Endeavor was asked about fighter pay during the most recent conference call. CEO Emmanuel said fighter pay has increased 600% since 2005. That’s correct, but it pales in comparison to company revenue and profits, which during the same timeframe, rose 1,700 and 6,200 percent, respectively. As we said, fighter pay isn’t keeping pace with UFC’s top line.
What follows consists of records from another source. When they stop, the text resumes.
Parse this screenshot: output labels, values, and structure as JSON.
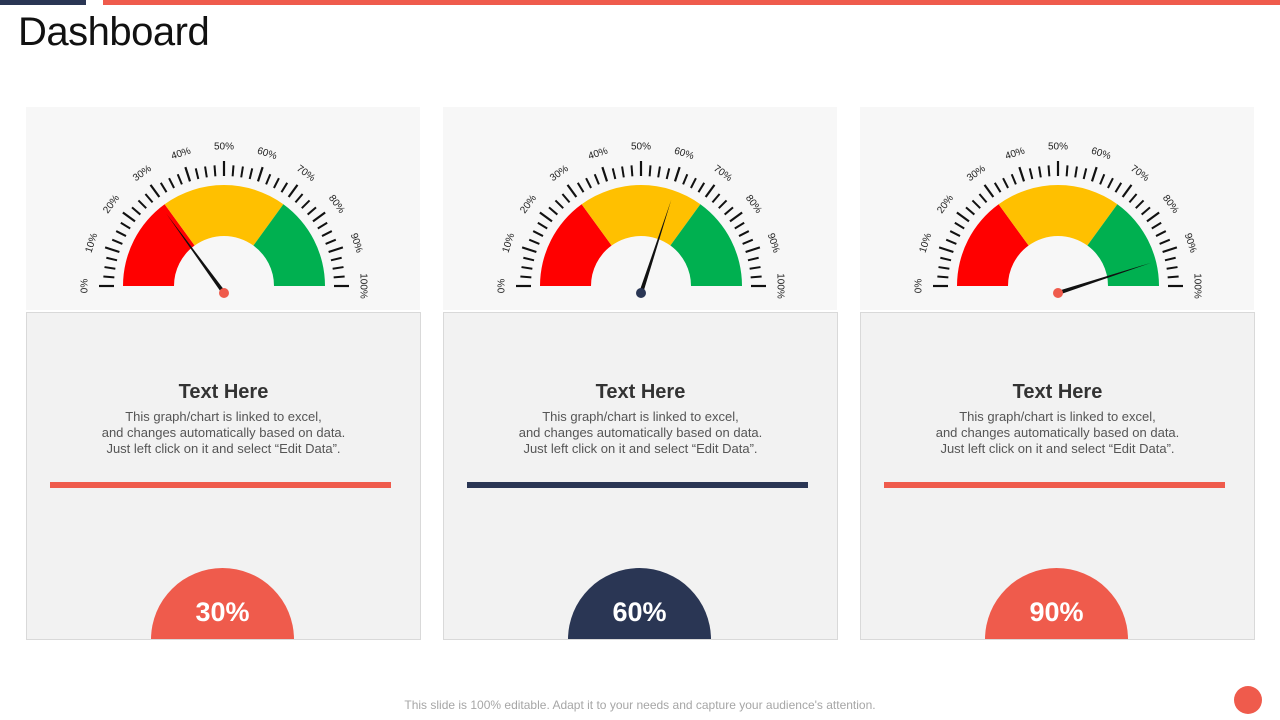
{
  "slide": {
    "title": "Dashboard",
    "footer": "This slide is 100% editable. Adapt it to your needs and capture your audience's attention."
  },
  "colors": {
    "accent_red": "#ef5b4c",
    "accent_navy": "#2a3654",
    "zone_red": "#ff0000",
    "zone_yellow": "#ffc000",
    "zone_green": "#00b050"
  },
  "gauge_scale": [
    "0%",
    "10%",
    "20%",
    "30%",
    "40%",
    "50%",
    "60%",
    "70%",
    "80%",
    "90%",
    "100%"
  ],
  "cards": [
    {
      "heading": "Text Here",
      "body": [
        "This graph/chart is linked to excel,",
        "and changes automatically based on data.",
        "Just left click on it and select “Edit Data”."
      ],
      "value_label": "30%",
      "value": 30,
      "color": "#ef5b4c"
    },
    {
      "heading": "Text Here",
      "body": [
        "This graph/chart is linked to excel,",
        "and changes automatically based on data.",
        "Just left click on it and select “Edit Data”."
      ],
      "value_label": "60%",
      "value": 60,
      "color": "#2a3654"
    },
    {
      "heading": "Text Here",
      "body": [
        "This graph/chart is linked to excel,",
        "and changes automatically based on data.",
        "Just left click on it and select “Edit Data”."
      ],
      "value_label": "90%",
      "value": 90,
      "color": "#ef5b4c"
    }
  ]
}
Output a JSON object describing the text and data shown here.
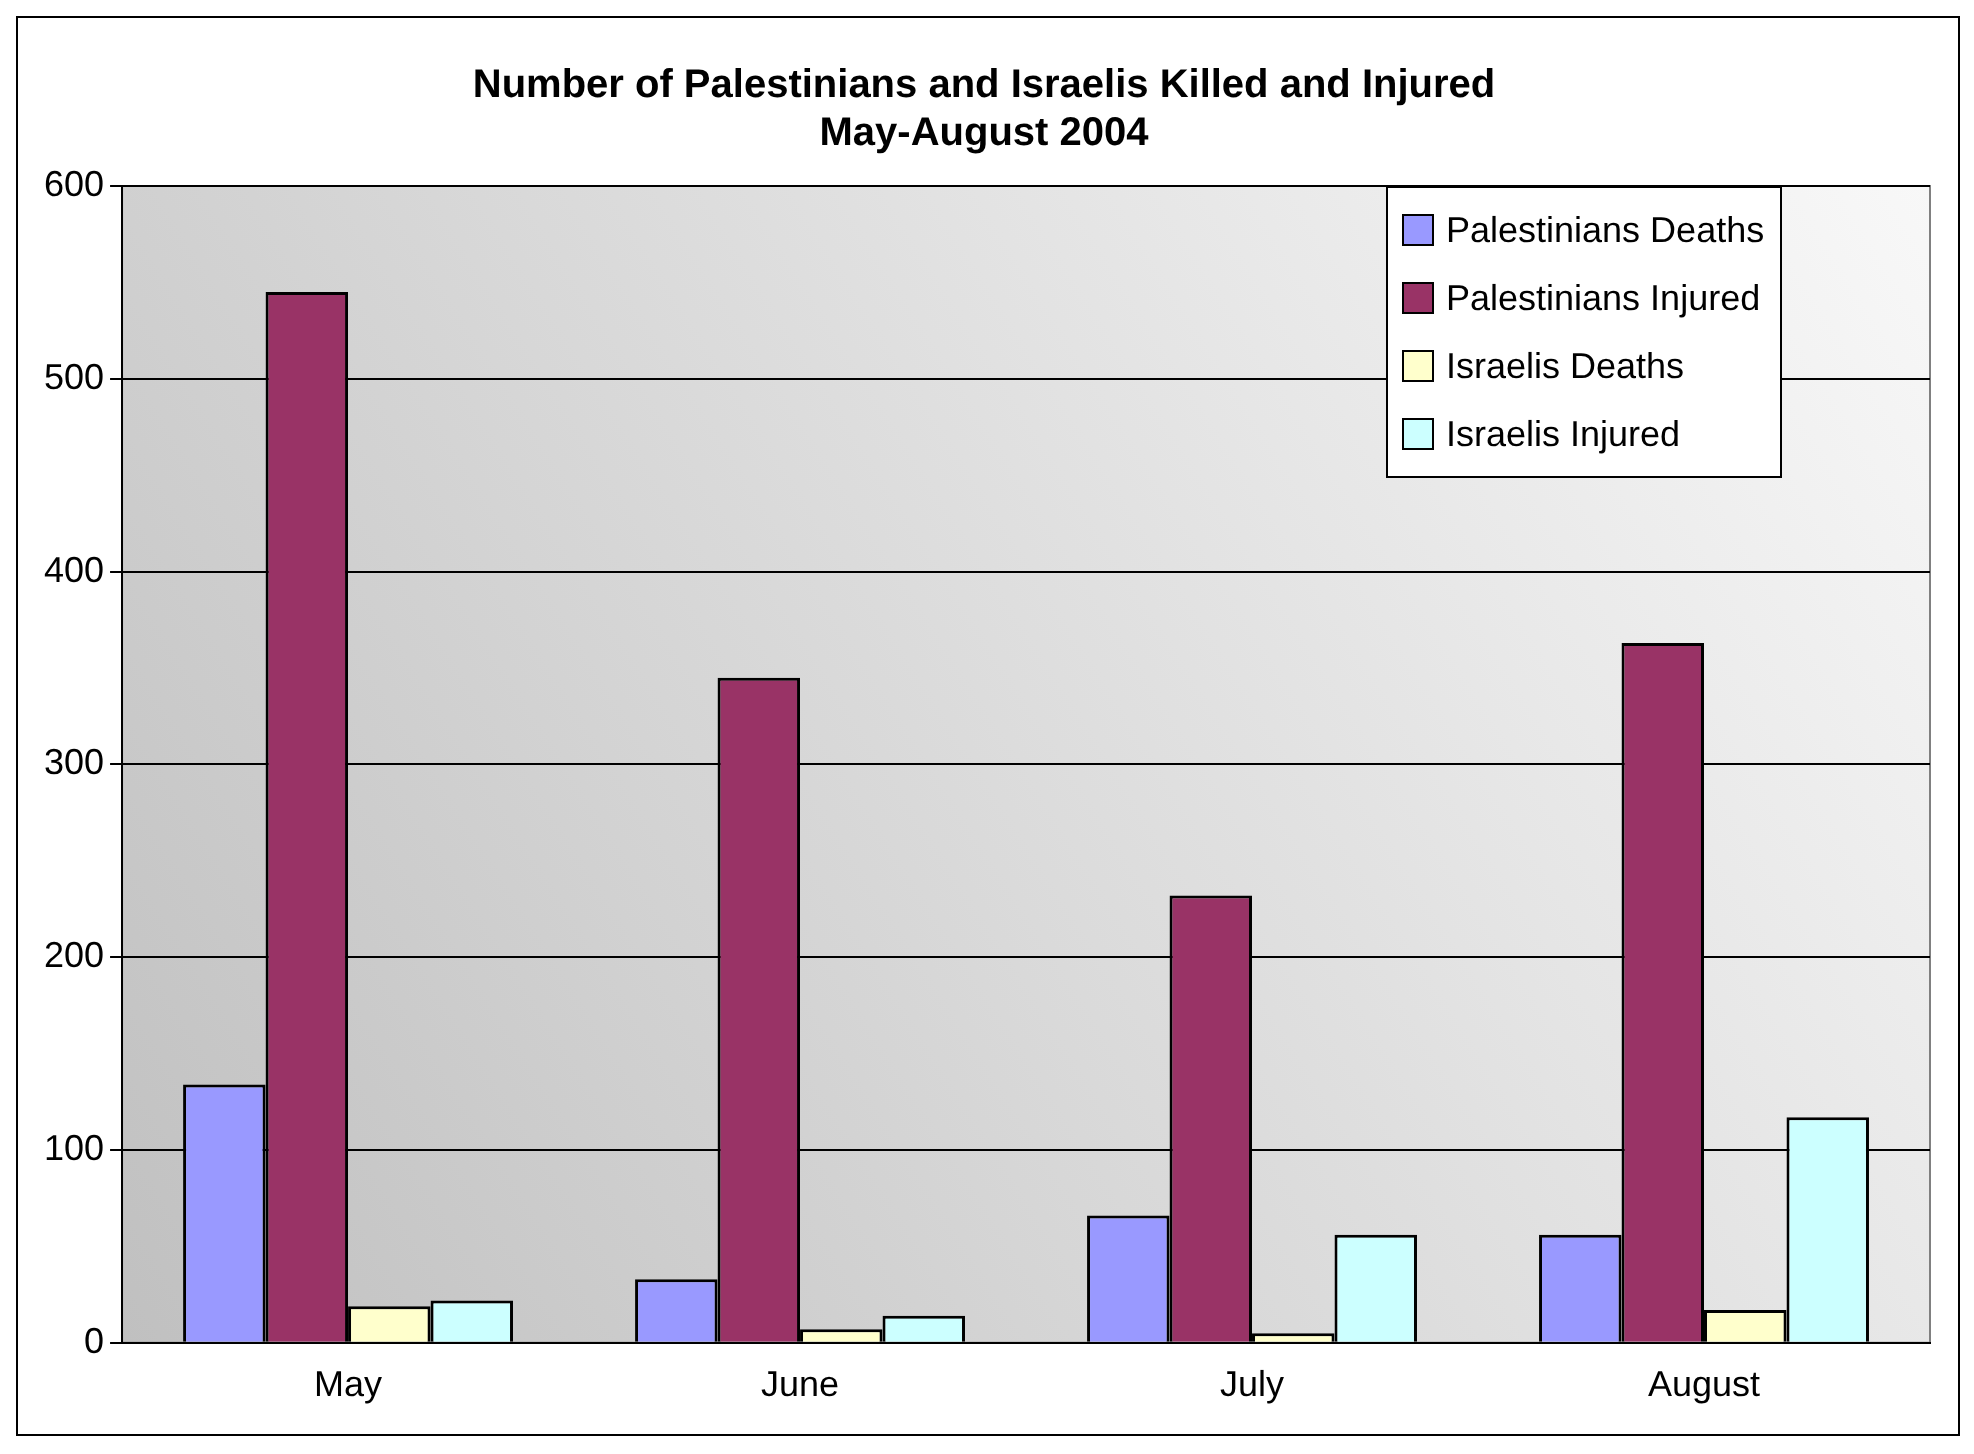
{
  "chart_data": {
    "type": "bar",
    "title": [
      "Number of Palestinians and Israelis Killed and Injured",
      "May-August 2004"
    ],
    "categories": [
      "May",
      "June",
      "July",
      "August"
    ],
    "series": [
      {
        "name": "Palestinians Deaths",
        "color": "#9999ff",
        "values": [
          134,
          33,
          66,
          56
        ]
      },
      {
        "name": "Palestinians Injured",
        "color": "#993366",
        "values": [
          545,
          345,
          232,
          363
        ]
      },
      {
        "name": "Israelis Deaths",
        "color": "#ffffcc",
        "values": [
          19,
          7,
          5,
          17
        ]
      },
      {
        "name": "Israelis Injured",
        "color": "#ccffff",
        "values": [
          22,
          14,
          56,
          117
        ]
      }
    ],
    "ylim": [
      0,
      600
    ],
    "yticks": [
      0,
      100,
      200,
      300,
      400,
      500,
      600
    ],
    "grid": "y",
    "legend": "top right"
  }
}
Fighters have openly gone to war with Dana White about pay, but it feels like a losing battle. The harsh reality is UFC has a monopoly on the MMA business. There’s no true competitor to them (and no, Bellator isn’t even in the discussion). Not only that, but as a publicly-traded company, it’s in Endeavors’ best interest to maximize profits and “increase shareholder value.” It’ll be hard to do that by paying fighters their fair shake.
So all things considered, we don’t see the money train for UFC stopping anytime soon. The sport has both an international and young audience — which is a godsend for monetizing. Expect more sellouts, more sponsorships, but not more fighter pay to keep UFC very in the green.